Prabowo bercerita tentang masa-masa sulitnya dahulu, jauh sebelum ia menduduki kursi nomor satu di republik ini. Dengan nada bicara yang blak-blakan, ia mengenang dirinya yang saat itu “luntang-lantung” tanpa kekuasaan.

Di titik itulah, peran Presiden ke-5 RI sekaligus Ketua Umum PDIP Megawati Soekarnoputri, hadir menorehkan kesan mendalam.”Tenang saja, karena waktu saya nggak berkuasa, Ibu Mega juga bantu saya di bidang ekonomi,” kenang Prabowo, suaranya menggema di ruang sidang.

“Saya mau terbuka, saya nggak berkuasa waktu itu, alias luntang-lantung lah. Ibu Megawati Soekarnoputri intervensi mengatakan, ‘Kalau memang Prabowo yang menang tender itu, jangan diganggu, diteruskan.’ Saya sekarang ikuti contoh beliau.

“Memori tentang keadilan Megawati di masa lalu itu rupanya menjadi kompas moral bagi Prabowo dalam memimpin kabinetnya hari ini. Ia menceritakan bagaimana baru-baru ini sejumlah menterinya datang menghadap dengan keraguan, meminta petunjuk karena ada sebuah proyek atau tender yang dimenangi oleh pihak berlatar belakang PDIP.

Di hadapan para menteri yang ragu itu, Prabowo menegaskan bahwa warna politik tidak boleh menjegal hak seseorang. “Ayo, Menteri-menteri, benar kan?” seloroh Prabowo di podium, disambut riuh ruang sidang. “Tapi apa jawaban saya? Tidak ada masalah, kalau dia menang, dia menang saja, jangan kita lihat latar belakangnya.

Kalau dia benar, dia menang dengan benar, harus kita berikan.”Hormat untuk Sang Penyeimbang

Pertalian sejarah antara Prabowo dan PDIP memang panjang dan berliku pernah berkoalisi, kerap berhadapan. Kini, saat roda nasib membawa Prabowo ke puncak kekuasaan, PDIP memilih jalan sunyi sebagai satu-satunya fraksi yang berdiri tegak di luar pemerintahan.

Alih-alih memandangnya sebagai duri, Prabowo justru menutup pidatonya siang itu dengan sebuah elegi penghormatan. Ia sadar, narasi gotong royong yang selalu ia dambakan akan terasa “manis” jika semua parpol merapat ke kekuasaan.

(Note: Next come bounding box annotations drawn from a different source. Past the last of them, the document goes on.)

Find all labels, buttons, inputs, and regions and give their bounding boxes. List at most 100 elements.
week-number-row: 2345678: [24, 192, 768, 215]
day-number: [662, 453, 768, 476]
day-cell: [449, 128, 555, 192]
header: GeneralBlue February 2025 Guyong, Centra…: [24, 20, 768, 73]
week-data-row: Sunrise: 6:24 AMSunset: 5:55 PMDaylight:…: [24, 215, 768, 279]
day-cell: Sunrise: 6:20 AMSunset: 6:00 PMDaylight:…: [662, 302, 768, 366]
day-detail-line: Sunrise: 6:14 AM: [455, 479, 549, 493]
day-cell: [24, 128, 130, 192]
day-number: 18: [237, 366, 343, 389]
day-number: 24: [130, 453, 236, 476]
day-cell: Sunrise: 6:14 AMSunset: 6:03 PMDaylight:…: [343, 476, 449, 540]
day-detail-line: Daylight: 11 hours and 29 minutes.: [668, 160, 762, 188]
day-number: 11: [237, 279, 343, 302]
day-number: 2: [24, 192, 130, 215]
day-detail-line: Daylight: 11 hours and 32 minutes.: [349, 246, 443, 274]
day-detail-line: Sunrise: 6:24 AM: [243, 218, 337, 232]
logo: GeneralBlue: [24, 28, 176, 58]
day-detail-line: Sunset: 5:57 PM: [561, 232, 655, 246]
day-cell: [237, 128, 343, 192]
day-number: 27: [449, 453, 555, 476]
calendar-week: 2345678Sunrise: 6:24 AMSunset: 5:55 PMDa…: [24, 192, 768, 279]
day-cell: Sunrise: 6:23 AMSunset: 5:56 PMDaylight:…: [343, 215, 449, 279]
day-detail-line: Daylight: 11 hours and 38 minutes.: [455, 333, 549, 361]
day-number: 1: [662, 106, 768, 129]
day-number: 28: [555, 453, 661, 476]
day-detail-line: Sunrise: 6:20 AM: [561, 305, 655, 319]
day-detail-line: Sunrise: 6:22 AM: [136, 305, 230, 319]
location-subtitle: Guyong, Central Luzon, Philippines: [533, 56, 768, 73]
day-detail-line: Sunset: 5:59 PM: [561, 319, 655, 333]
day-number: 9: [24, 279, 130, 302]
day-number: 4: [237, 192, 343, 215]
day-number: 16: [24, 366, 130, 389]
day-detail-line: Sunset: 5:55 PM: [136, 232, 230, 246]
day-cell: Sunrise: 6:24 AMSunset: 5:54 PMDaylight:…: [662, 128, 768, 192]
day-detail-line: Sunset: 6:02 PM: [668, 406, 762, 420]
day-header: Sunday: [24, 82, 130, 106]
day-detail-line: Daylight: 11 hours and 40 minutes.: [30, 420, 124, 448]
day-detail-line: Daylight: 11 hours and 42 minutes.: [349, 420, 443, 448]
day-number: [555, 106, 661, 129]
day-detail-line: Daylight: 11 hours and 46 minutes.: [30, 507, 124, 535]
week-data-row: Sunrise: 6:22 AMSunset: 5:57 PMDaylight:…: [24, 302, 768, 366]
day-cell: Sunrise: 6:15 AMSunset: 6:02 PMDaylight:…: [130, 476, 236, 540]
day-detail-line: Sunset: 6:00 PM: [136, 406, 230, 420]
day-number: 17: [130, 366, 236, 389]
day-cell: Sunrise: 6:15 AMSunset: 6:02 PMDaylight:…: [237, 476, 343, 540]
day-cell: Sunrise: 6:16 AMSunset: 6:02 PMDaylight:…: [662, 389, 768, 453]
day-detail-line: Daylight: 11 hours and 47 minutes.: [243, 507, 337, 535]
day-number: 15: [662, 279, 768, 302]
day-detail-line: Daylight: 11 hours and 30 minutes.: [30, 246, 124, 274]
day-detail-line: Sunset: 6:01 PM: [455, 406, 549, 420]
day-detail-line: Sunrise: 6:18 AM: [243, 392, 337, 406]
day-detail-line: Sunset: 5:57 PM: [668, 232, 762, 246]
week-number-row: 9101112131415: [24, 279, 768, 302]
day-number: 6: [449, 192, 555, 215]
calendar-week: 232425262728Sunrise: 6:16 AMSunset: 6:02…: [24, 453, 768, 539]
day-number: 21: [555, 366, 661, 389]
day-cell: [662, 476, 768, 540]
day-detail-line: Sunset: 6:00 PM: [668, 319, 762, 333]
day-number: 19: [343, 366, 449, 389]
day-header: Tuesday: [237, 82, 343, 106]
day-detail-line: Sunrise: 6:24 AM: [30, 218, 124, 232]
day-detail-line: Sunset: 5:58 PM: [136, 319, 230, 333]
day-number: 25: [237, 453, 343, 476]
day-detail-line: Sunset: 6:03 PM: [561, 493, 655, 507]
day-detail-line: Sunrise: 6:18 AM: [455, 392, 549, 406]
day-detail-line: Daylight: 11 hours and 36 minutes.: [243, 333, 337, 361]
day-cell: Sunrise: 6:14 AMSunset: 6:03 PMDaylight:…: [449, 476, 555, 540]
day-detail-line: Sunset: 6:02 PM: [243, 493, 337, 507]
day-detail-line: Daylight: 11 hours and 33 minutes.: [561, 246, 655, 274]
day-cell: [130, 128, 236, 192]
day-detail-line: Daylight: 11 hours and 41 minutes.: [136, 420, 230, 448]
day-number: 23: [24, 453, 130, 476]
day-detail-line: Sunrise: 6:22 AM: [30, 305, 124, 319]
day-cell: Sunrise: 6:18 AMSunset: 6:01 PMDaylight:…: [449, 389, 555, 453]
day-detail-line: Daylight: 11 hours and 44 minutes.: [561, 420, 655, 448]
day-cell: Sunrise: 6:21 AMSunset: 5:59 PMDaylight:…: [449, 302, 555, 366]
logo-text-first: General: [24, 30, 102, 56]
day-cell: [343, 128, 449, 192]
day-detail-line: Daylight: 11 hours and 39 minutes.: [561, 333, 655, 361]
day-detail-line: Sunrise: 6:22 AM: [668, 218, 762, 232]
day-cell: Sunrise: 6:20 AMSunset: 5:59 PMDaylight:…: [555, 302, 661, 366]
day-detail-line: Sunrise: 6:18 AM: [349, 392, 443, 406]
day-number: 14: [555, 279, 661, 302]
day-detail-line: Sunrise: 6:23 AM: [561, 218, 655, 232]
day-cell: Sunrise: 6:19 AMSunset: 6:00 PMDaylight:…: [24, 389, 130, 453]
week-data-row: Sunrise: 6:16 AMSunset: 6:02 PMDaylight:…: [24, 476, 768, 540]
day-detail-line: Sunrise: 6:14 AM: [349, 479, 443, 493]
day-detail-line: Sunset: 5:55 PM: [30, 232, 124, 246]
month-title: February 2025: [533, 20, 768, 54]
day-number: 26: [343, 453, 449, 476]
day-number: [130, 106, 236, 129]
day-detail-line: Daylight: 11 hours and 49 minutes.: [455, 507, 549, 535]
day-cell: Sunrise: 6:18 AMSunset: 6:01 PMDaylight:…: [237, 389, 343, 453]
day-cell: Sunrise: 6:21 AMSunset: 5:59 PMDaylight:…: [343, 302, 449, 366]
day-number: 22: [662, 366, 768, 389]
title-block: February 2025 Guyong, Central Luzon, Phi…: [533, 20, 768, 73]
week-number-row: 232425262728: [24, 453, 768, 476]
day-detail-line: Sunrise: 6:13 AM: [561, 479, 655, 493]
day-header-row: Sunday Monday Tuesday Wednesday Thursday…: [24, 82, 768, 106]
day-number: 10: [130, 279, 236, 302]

Namun, ia juga paham bahwa rasa manis yang berlebihan bisa merusak kesehatan demokrasi.”Saya paham dan mengerti bahwa PDIP berkorban untuk berada di luar pemerintah,” ujar Prabowo dengan nada takzim.

“Memang maunya saya itu gotong royong. Kalau semua partai di pemerintah alangkah manisnya untuk saya, tapi mungkin tidak baik. Setiap pemimpin harus mau dikritik.”Di akhir hari, riuh tepuk tangan di Senayan bukan sekadar merayakan angka-angka ekonomi makro 2027, melainkan sebuah pengakuan atas kedewasaan politik.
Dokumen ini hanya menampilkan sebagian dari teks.